Last week I stumbled upon this image, which incredible as it is to realize, is approaching 75 years old. The man, who looks almost exactly like my dad, is actually my grandfather, Roscoe Jobe. The little boy is my late brother, David. The setting is the same pasture where my pony grazed in the late 1960s, early 1970s. The building is the summer kitchen and the house where I grew up is on the other side of it.
I love this old photo for many reasons. For one thing, in decades past, people didn’t take bunches of pictures as they do now, so you’ve got to figure the photos that were taken and survive today represent special occasions or milestones of one kind or another. This picture is between 70-75 years old. I’m guessing that its significance is that my grandfather, Roscoe Jobe, had just bought this pony for my brother, the late David Jobe.
I also love it because this picture was taken in what I knew as “the pony lot,” or, referring to another era of the same location, “the chicken yard” (due to chickens residing there before I came along). My pony, Ginger, and later my horse, Buck, grazed and were saddled up in that same space 25 years after this photo was taken. By then, my grandfather had passed on and my brothers were grown. (Remember, I came along late in my parents' reproductive years.)
I love the continuity that this old farm photo represents, but there is more.
After my dad died, my brother David and his wife Janet built a home steps away from where this photo was taken. They are both gone now but their granddaughter lives in the home they built, and that granddaughter’s sister lives in the house where my grandparents, then my parents lived, and where I grew up (on the other side of that summer kitchen in the photo. It still stands as well).
One of my future projects concerns creating some kind of order for these old photos. And wouldn’t the best of them make great gifts, enlarged and framed, for particular loved ones?
I have century-old and older photos that are in perfect condition, clear, sharp and although they have not been cared for especially well through the decades, heaped into boxes and shelved, and who knows what else before that, they have come down through the generations intact and beautiful.

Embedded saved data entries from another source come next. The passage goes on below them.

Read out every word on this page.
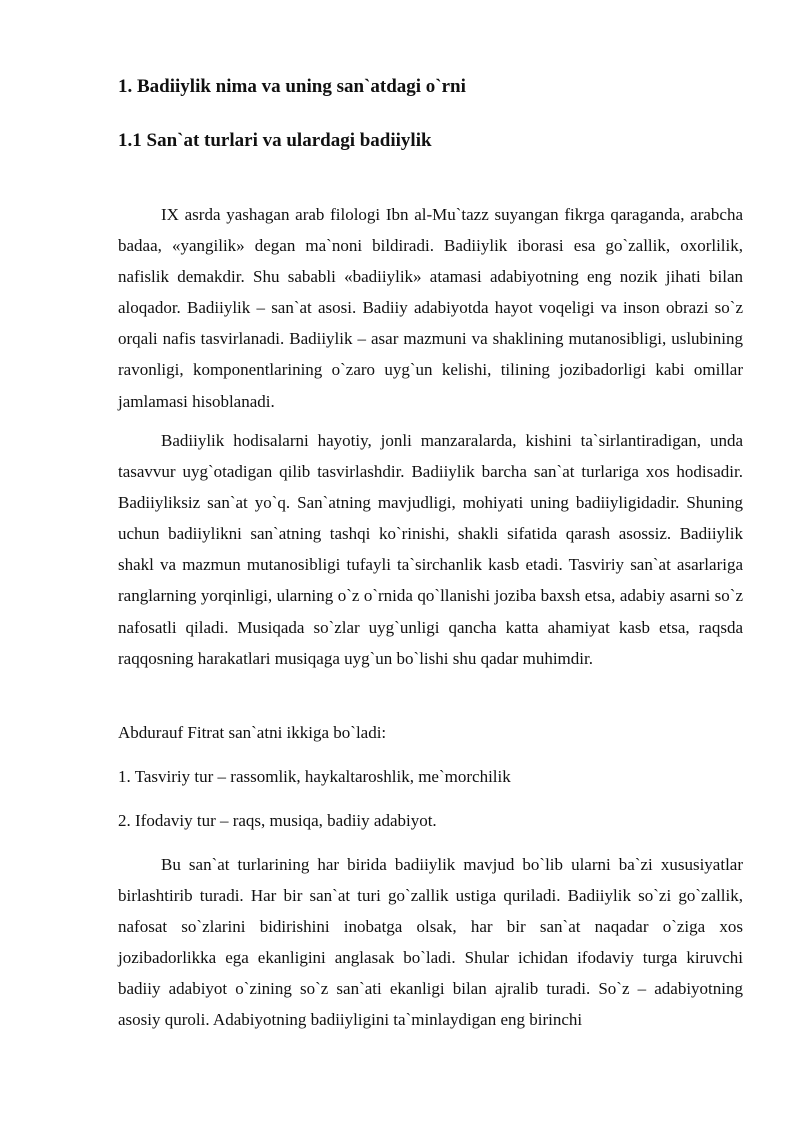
1. Badiiylik nima va uning san`atdagi o`rni
1.1 San`at turlari va ulardagi badiiylik

IX asrda yashagan arab filologi Ibn al-Mu`tazz suyangan fikrga qaraganda, arabcha badaa, «yangilik» degan ma`noni bildiradi. Badiiylik iborasi esa go`zallik, oxorlilik, nafislik demakdir. Shu sababli «badiiylik» atamasi adabiyotning eng nozik jihati bilan aloqador. Badiiylik – san`at asosi. Badiiy adabiyotda hayot voqeligi va inson obrazi so`z orqali nafis tasvirlanadi. Badiiylik – asar mazmuni va shaklining mutanosibligi, uslubining ravonligi, komponentlarining o`zaro uyg`un kelishi, tilining jozibadorligi kabi omillar jamlamasi hisoblanadi.

Badiiylik hodisalarni hayotiy, jonli manzaralarda, kishini ta`sirlantiradigan, unda tasavvur uyg`otadigan qilib tasvirlashdir. Badiiylik barcha san`at turlariga xos hodisadir. Badiiyliksiz san`at yo`q. San`atning mavjudligi, mohiyati uning badiiyligidadir. Shuning uchun badiiylikni san`atning tashqi ko`rinishi, shakli sifatida qarash asossiz. Badiiylik shakl va mazmun mutanosibligi tufayli ta`sirchanlik kasb etadi. Tasviriy san`at asarlariga ranglarning yorqinligi, ularning o`z o`rnida qo`llanishi joziba baxsh etsa, adabiy asarni so`z nafosatli qiladi. Musiqada so`zlar uyg`unligi qancha katta ahamiyat kasb etsa, raqsda raqqosning harakatlari musiqaga uyg`un bo`lishi shu qadar muhimdir.

Abdurauf Fitrat san`atni ikkiga bo`ladi:

1. Tasviriy tur – rassomlik, haykaltaroshlik, me`morchilik

2. Ifodaviy tur – raqs, musiqa, badiiy adabiyot.

Bu san`at turlarining har birida badiiylik mavjud bo`lib ularni ba`zi xususiyatlar birlashtirib turadi. Har bir san`at turi go`zallik ustiga quriladi. Badiiylik so`zi go`zallik, nafosat so`zlarini bidirishini inobatga olsak, har bir san`at naqadar o`ziga xos jozibadorlikka ega ekanligini anglasak bo`ladi. Shular ichidan ifodaviy turga kiruvchi badiiy adabiyot o`zining so`z san`ati ekanligi bilan ajralib turadi. So`z – adabiyotning asosiy quroli. Adabiyotning badiiyligini ta`minlaydigan eng birinchi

I have to wonder what photos (the current term has evolved to “images”) will survive from the digital age. I am as guilty as the next person of taking family pictures, posting the best of the lot on Facebook – and forgetting them.
Up until a couple years ago, I was good about making copies, at least. Before that, until about five years ago, I was good about not only copying them, but filing them in order in albums. I’m not so good at either now.

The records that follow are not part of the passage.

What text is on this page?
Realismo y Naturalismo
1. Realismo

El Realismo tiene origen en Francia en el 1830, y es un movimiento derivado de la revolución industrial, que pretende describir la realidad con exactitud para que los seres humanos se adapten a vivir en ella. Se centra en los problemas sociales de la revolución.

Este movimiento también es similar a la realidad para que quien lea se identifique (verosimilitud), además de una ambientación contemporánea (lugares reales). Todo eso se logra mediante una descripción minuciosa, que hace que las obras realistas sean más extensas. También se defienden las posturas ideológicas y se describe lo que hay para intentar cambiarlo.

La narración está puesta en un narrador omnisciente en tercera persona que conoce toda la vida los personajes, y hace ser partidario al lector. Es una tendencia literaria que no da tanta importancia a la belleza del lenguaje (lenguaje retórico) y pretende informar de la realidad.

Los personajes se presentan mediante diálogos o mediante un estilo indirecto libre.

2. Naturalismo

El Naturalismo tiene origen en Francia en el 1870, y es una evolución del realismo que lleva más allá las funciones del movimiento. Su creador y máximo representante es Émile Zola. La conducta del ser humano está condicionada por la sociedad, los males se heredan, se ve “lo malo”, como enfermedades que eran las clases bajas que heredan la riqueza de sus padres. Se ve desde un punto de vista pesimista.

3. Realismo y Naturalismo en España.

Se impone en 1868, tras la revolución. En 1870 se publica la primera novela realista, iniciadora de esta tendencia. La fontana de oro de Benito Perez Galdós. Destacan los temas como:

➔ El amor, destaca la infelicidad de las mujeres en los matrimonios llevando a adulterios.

We see how technology changes rapidly, and we change right along with it more gradually, but change we do. So the camera cards and smart phones of today that produce beautiful images will become obsolete and if the photos aren’t printed, ones depicting entire childhoods, vacations and special events, may be lost forever.
It’s something to think about. Will my kids and grandkids, let alone great-grandkids, give a hoot about old photos? Will there even be remaining images of their ancestors or will today’s selfies be tomorrow’s long-lost fad?
I’m curious about how others manage their vintage, as well as more current photos. How do you store them? Do you still print and fill family albums? Do you ever print photos anymore? Do you trust the “cloud” to house your content on into the future or will it be lost when the “next big thing” comes along?
And even if you trust the "cloud," will your descendants be able to access those images?